Financial Market Overview
25th September, 2018
MARKETS AT Noon:-
- The Indian rupee remained lower against the dollar in afternoon trade, as sustained rally in global crude oil prices to a four-year high overshadowed intraday recovery in local shares.
- The rupee changed hands at 72.82 to a dollar, against 72.63 at close yesterday. Intraday, it fell to 72.9550, within striking distance of its lifetime low of 72.99 hit last week but managed to pare some losses on likely intervention from the central bank.
- Indian markets steadied after an early wobble on Tuesday despite a rupee currency dangerously close to record lows, and abiding fears that problems at two large non-banking financial companies could signal a wider credit crunch.

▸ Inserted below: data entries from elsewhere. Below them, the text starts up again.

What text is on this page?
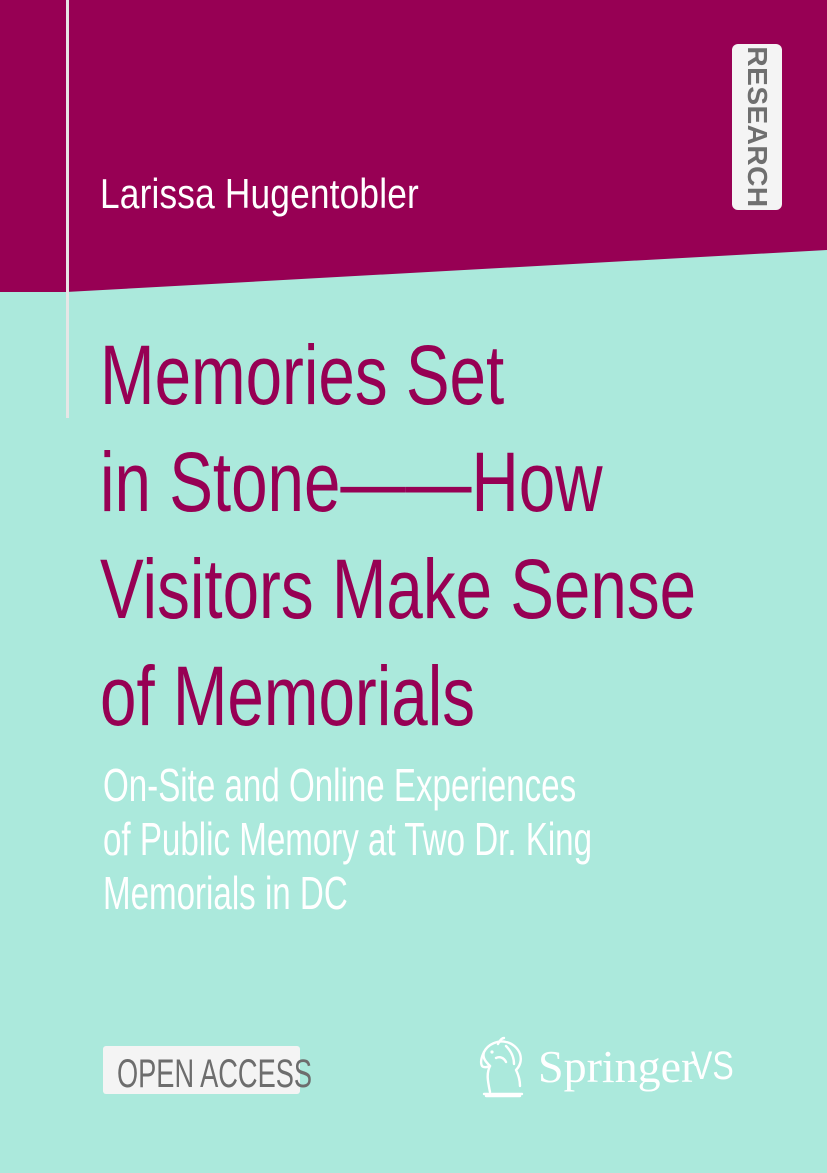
Larissa Hugentobler	RESEARCH
Memories Set
in Stone——How
Visitors Make Sense
of Memorials
On-Site and Online Experiences
of Public Memory at Two Dr. King
Memorials in DC
OPEN ACCESS	Springer
VS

- The broader NSE index was 0.07% up at 10975.45, while the benchmark BSE index had gained 0.4% at 36452.03.
- Asian market finished mixed as of the most closing prices. The Nikkei 225 gained 0.29%, while the Shanghai Composite fell 0.58%. The Hang Seng is closed today.
- European markets are also mixed today. The French CAC 40 gains 0.12% and German DAX is up by 0.05% while The London’s FTSE 100 is off 2.19%. The benchmark Brent crude oil contract was trading at its highest levels since November 2014, extending yesterday’s gains on anticipation of weak supply amid looming U.S. sanctions against Iran and reluctance by the OPEC to raise output. The contract rose 3% yesterday and was last up 0.36% to $81.49 to a barrel.
- The dollar index, which measures the greenback’s strength against a basket of six major currencies, dipped 0.11% to 94.28.
- The two-day Federal Reserve meeting begins today, with expectations of a quarter-percentage rate hike accompanied by hawkish commentary.
- Trade concerns remained to the fore after the U.S. and China imposed fresh tarrifs on each other’s imports on Monday, escalating a trade spat which markets fear could act as a drag on global growth.
- The single currency remained supported after European Central Bank President Mario Draghi said the pickup in inflation in the euro zone was relatively vigorous and appeared confident that an acceleration in wage growth would continue.